Dungeons & Dragons: Honor Among Thieves steals the show

Dungeons & Dragons Honor Among Thieves Chris Pine

Films that own up to what they are and, more importantly, what they’re meant to be have become more common in recent times. This is a very good thing. Cocaine Bear was a movie about a bear on cocaine, a case of absolutely accurate advertising. The biggest hit of 2022, Top Gun: Maverick, gave audiences the thrill they’ve been yearning for since they saw the first one back in 1986. These examples exhibit a sense of sincerity, that the filmmakers know what kind of film they’re making and subsequently into the elements that made them great. Not everyone has to work to subvert audience expectations, for better or for worse. Dungeons & Dragons bears the unique characteristic of being a property that invites roleplayers to lay their sincerity and creativity on what is, effectively speaking, a blank slate.

And while Honor Among Thieves, the first theatrical adaptation of the hit roleplaying franchise in over two decades, may be accused of not being very original, its sincerity and clear love for the property upholds the film as one of the most fun movies you’ll see this year.

Having escaped from prison after a heist gone wrong, Lute-playing bard Edgin Darvis (played by Chris Pine), along with friend and disgraced barbarian Holga Kilgore (Michelle Rodriguez) set out to reunite with Edgin’s daughter Kira (Chloe Coleman). The reunion goes awry as Kira is held in the clutches of the duo’s former partner and swindler Forge Fitzwilliam (Hugh Grant), who may be unwittingly involved in a dark conspiracy by forces unknown. Darvis is forced to plan another heist and pull his team back together. The team includes sorcerer Simon (Justice Smith), tiefling druid Doric (Sophie Lillis) and paladin Xenk Yendar (Regé-Jean Page) who, together with our unlikely heroes, will set out on an epic and “well-planned” adventure across the Forgotten Realms.

Honor Among Thieves is devoid of irony throughout its entire two-hour runtime. The film is 100% committed to taking its source material seriously and that commitment is reflected across the overall production. The story is structured like a traditional DnD campaign. The characters, though they may be archetypes, are allowed to breathe and each performer injects their own mannerisms and playful twists into the performances.

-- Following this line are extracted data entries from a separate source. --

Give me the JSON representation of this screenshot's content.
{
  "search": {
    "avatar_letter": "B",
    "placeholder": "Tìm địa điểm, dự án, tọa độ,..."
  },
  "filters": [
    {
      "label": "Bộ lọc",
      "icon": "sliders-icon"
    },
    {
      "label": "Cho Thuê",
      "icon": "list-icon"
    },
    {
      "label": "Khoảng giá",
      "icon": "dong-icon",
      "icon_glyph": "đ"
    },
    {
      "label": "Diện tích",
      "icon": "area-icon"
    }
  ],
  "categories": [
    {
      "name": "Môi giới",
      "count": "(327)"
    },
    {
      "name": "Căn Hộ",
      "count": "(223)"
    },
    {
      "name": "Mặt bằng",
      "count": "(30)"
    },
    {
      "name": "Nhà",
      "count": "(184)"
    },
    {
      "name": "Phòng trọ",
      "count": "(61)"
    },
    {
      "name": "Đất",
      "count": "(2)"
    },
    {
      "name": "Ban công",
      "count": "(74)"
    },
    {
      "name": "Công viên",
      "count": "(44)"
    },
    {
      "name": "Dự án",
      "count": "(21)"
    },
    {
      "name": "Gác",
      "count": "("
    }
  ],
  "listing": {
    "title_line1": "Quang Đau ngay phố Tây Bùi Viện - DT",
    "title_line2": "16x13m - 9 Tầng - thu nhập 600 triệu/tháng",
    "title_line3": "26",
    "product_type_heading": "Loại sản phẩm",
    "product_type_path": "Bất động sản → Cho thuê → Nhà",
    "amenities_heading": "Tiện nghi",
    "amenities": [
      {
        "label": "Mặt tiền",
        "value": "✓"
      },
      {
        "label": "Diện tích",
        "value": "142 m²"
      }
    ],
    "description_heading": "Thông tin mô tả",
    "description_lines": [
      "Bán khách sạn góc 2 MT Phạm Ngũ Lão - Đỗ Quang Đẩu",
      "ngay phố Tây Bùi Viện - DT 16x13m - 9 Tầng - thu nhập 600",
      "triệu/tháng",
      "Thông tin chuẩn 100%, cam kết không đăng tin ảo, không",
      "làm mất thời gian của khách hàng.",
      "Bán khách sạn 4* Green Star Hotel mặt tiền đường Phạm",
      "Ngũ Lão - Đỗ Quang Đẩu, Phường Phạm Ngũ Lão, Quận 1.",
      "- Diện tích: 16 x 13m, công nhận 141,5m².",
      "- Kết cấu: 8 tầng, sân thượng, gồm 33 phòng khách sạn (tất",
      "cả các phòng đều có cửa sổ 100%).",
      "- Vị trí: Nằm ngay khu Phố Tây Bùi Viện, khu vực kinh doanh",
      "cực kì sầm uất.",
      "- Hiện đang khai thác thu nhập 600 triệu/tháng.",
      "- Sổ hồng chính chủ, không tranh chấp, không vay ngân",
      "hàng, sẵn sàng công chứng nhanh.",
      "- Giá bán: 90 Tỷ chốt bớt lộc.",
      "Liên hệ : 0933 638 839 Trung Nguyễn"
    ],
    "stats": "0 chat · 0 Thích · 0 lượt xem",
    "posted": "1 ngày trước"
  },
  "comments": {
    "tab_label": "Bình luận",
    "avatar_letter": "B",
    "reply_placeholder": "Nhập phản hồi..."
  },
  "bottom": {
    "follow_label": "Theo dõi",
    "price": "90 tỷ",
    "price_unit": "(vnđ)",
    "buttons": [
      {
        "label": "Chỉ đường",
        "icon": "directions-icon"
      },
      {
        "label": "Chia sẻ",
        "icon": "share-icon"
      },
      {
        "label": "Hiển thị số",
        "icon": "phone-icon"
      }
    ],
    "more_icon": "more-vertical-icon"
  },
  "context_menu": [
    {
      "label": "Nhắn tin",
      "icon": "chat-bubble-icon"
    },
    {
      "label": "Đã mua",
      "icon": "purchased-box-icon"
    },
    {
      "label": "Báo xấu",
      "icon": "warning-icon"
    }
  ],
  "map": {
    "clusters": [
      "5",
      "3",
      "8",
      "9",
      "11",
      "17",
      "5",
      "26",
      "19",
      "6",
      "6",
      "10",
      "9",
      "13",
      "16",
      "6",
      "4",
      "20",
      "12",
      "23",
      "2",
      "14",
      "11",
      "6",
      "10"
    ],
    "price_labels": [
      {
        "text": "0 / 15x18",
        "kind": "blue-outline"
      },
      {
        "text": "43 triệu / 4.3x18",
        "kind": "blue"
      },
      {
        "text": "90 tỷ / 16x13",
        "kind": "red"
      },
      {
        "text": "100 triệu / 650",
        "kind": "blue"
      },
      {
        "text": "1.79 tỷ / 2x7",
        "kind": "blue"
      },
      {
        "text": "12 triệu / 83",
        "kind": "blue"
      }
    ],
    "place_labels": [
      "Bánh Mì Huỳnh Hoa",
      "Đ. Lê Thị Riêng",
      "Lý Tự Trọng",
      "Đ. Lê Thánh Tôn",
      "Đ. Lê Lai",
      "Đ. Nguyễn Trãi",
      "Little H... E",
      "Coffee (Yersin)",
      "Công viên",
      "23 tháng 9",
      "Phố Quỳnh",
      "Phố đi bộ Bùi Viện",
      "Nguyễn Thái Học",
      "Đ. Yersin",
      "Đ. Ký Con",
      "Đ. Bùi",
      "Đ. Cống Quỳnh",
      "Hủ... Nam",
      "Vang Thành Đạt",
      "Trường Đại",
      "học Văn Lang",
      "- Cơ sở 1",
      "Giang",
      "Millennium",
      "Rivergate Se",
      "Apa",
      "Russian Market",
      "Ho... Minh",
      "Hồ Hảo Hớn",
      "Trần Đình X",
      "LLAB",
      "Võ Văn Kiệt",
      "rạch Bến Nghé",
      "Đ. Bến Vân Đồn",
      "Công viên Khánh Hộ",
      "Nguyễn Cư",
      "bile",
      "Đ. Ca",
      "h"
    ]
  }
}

The dialogue is not plagued by modern references in the pursuit of laughs and instead focuses on character interactions and tendencies with the humour coming off as more organic. A two-hour runtime is long for a movie of this nature but it does not feel its length thanks to consistent pacing fueled by exemplary character chemistry.

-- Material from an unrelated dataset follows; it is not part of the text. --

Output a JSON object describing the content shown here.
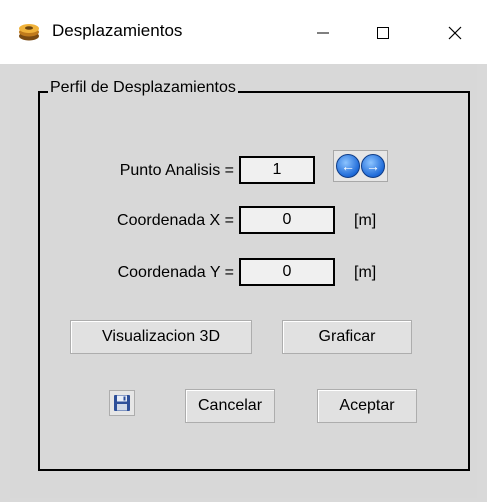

Like any good campaign, the heart of Honor Among Thieves lies with the party of mercurial miscreants. Chris Pine and Hugh Grant are clearly having the time of their lives with Grant especially leaning into the larger-than-life implications of a petty con artist in way over his head. Michelle Rodriguez is a rock both literally and figuratively, grounding the group with his minimal musings and instead chiming in when there’s a serious emotion to be had. Justice Smith and Sophie Lillis bring up the rear with confidence and Regé-Jean Page is the comic relief of the movie. In that, he’s the only one not being a comic.

Directors Jonathan Goldstein and John Francis Daley (directors of Game Night and writers of Spider-Man: Homecoming) are steady hands at the wheel. With the exception of some trick camerawork here and there, the focus is more on delivering spectacle than drama, a decision that complements and even strengthens the pacing and tone. While character arcs are rooted in very real and legitimate emotions, the film never strays too far away from the humour that makes everyone likeable yet still sympathetic. Same goes for the narrative. Dungeons & Dragons was always ripe for sequels, so the plot is less concerned about setting up a world (instead it treats everything as a given from the word go) and more about giving us reason to care.

By not attempting to go beyond the expectations of its existence, Dungeons & Dragons: Honor Among Thieves boasts strength in its execution. It is hopefully the start of a new and fun theatrical run of films that has the bonus of introducing audiences to roleplaying, to seeing themselves as the plucky band of heroes/thieves/overpowered paladins that bet everything on the roll of the dice (there are some scenes where you can see the characters metaphorically roll a ‘Nat 1’) and end up enjoying the experience regardless of the outcome.

Dungeons & Dragons: Honor Among Thieves is now in South African cinemas.

Photo courtesy of Paramount Pictures and eOne.